Frankfurt/New York (dpa/taz) — Der Fall des Dollarkurses sei eine „maßlose Übertreibung“. Mit dieser Aussage erreichte Sparkassen-Präsident Helmut Geiger gestern sprachlich jene schiefe Ebene, auf der sich in dieser Woche die internationale Devisenspekulation abspielt. Gemessen an seiner und der D-Mark Kaufkraft wäre der Dollar mehr wert als 1,40 Mark. Doch am Montag war die US-Devise im Tagesverlauf sogar kurzfristig auf 1,3990 Mark gefallen und hatte damit erstmals seit der DM-Einführung im Jahre 1948 die Grenze von 1,40 Mark unterschritten. Am Montag abend dann kauften die Spekulanten in größerer Zahl Dollar im Sonderangebot und trieben den Kurs so wieder leicht über die 1,40-Mark-Schwelle.

Der internationale Devisenhandel findet praktisch 24 Stunden lang weltweit rund um die Uhr, zumeist via Computer, statt. Den Rechenmaschinen werden Kurs-Grenzwerte eingegeben, bei deren Erreichen sich die Händler automatisch von Dollarmilliarden trennen; in der Folge stürzt der Kurs zunächst noch schneller.

Innerhalb der vergangenen zwölf Monate ist der Dollar um 35 Pfennig oder um über 20 Prozent gegenüber der Mark gefallen. Die amerikanischen Währungsexperten verweisen auf die hohen bundesdeutschen und die niedrigsten kurzfristigen US-Zinsen seit 31 Jahren. Auch die großzügigen Wahlversprechen von US-Präsident George Bush und seinem demokratischen Herausforderer Bill Clinton wirkten sich negativ aus, hieß es an der New Yorker Wall Street. Während man dort von der Bundesbank Zinssenkungen fordert, verlangte Sparkassenchef Geiger gestern von den USA, mit ihren Zinsen „auf ein Mittelmaß“ zurückzukehren, „um den Dollar nicht ganz abrutschen zu lassen“.

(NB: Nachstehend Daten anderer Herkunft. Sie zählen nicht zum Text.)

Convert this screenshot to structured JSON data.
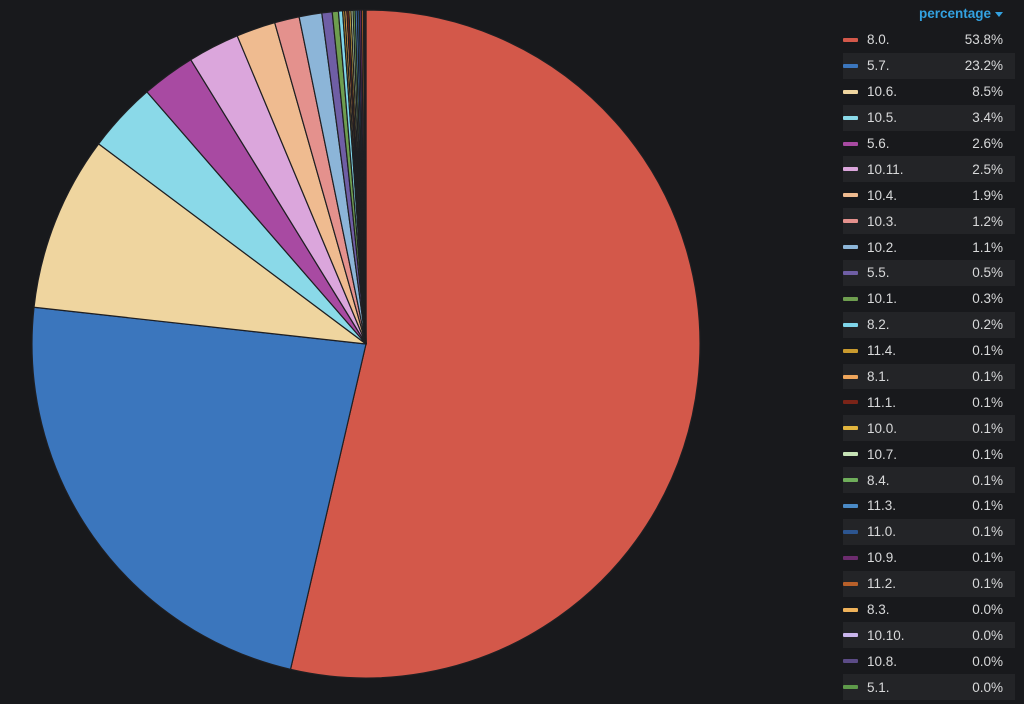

Nach der letzten Leitzinserhöhung der Bundesbank hat die Konjunktur laut Geiger einen Dämpfer erfahren. Sollte das jetzige Dollarkurs-Niveau anhalten, wäre das „nicht so lustig für die Exporteure“. Deren Waren, zu D-Mark- Kosten hergestellt, würden im Dollarraum automatisch teurer. Allerdings werden heute nur noch 18 Prozent der deutschen Exporte über Dollar abgerechnet, während über 60 Prozent der deutschen Ausfuhren in die EG-Länder gehen, also innerhalb des Europäischen Währungssystems (EWS) verrechnet werden. Das Dollartief hätte auf das EWS nur dann negative Auwirkungen, wenn es länger anhält und dabei einzelne europäische Währungen, wie das Pfund, mit nach unten zieht.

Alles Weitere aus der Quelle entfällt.